To most residents in the apartment above the J. M. Glaspell Grocery Store at 215 East 3rd Street life may have seemed happy and content.
Harry C. Watt was the head of that household. At age 31 years, Harry was a respected Civil War veteran and local cigar manufacturer. He lived with his wife of seven years, Mary Ann age 24, and five-year-old daughter Edna.
Mary Ann’s younger sisters also lived with the Watt family. Louisa Filter, age 20, was a clerk in Petersen & Sons’ Dry Goods store. Amelia Filter, age 16, helped her oldest sister keep house.
An assistant in Harry’s cigar manufacturing business, John Schoening, also resided with them.
Mr. Watt had joined the 25th Regiment Iowa Infantry, Company G in 1862 at the age of 16 as a drummer boy. He remained in the unit through 1865. After the war, he moved to Davenport and became a respected cigar manufacturer and salesman. By 1879, he not only had his own small store, but also traveled around as a cigar salesman. He belonged to the Davenport Lodge 7 of Civil War Veterans and the International Order of Odd Fellows. Harry was, by all accounts, an upstanding citizen of Davenport.
Mary Ann, Louisa, and Amelia Filter were from Maquoketa, Jackson County, Iowa. Their father, Richard, still lived in Maquoketa with their stepmother and half-siblings. Their mother Elizabeth passing away in 1861. All three women were admired for their respectable character and ladylike demeanor.
As with most families, the Watts’ had had their share of sadness as well. In April 1876, Harry and Mary Ann’s three-day old son died. And in October 1878, near tragedy almost befell the family when Harry, who was cleaning his pistol in the kitchen in preparation for a sales trip, accidentally shot Mary Ann in the chest.
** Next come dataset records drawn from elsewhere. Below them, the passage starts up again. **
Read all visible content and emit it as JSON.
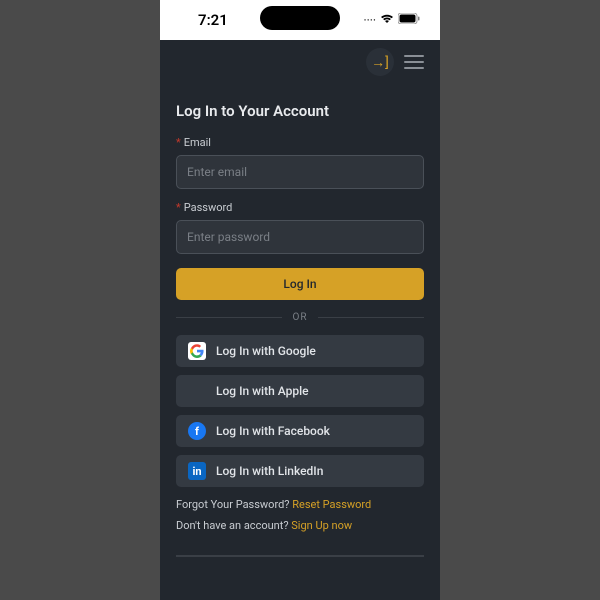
{
  "status": {
    "time": "7:21"
  },
  "page": {
    "title": "Log In to Your Account",
    "email_label": "Email",
    "email_placeholder": "Enter email",
    "password_label": "Password",
    "password_placeholder": "Enter password",
    "login_button": "Log In",
    "or_label": "OR",
    "social": {
      "google": "Log In with Google",
      "apple": "Log In with Apple",
      "facebook": "Log In with Facebook",
      "linkedin": "Log In with LinkedIn"
    },
    "forgot_prompt": "Forgot Your Password? ",
    "forgot_link": "Reset Password",
    "signup_prompt": "Don't have an account? ",
    "signup_link": "Sign Up now"
  },
  "colors": {
    "accent": "#d6a126",
    "bg": "#22272e"
  }
}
Doctors were called and they tried to remove the bullet, but were unable to find it. Though expected to die, Mary Ann went on to make a full recovery; even with the bullet still lodged within her chest.
In January 1879, Henry opened a new cigar business at 103 West Second Street. The local newspaper had kind words at its opening.
It was a typical evening when on April 4, 1879 the Watt and Filter family entertained in their apartment. Everything we know of the events of that evening and after comes from newspaper articles and the Coroner’s Inquest.
Mr. James Rhoades had been visiting the family that April evening. A friend of Harry’s, they had discussed upcoming elections and news events. Mary Ann, Louisa, and Amelia were all present that night as well. Mr. Rhoades reported to the inquest that everyone seemed in a fine mood when he left about 11:15 p.m.
After the departure of Mr. Rhoades, Harry had gone to stand outside. Being a cold, spring night Mary Ann called him to come in. When he delayed, Louisa volunteered to go get him. The two soon returned upstairs. Mary Ann scolded Harry for standing outside so long in the cold. He replied that all was well and he was only teasing she and Louisa by staying outside.
Harry and Mary Ann retired to their bedroom while Louisa went to the room she shared with Amelia.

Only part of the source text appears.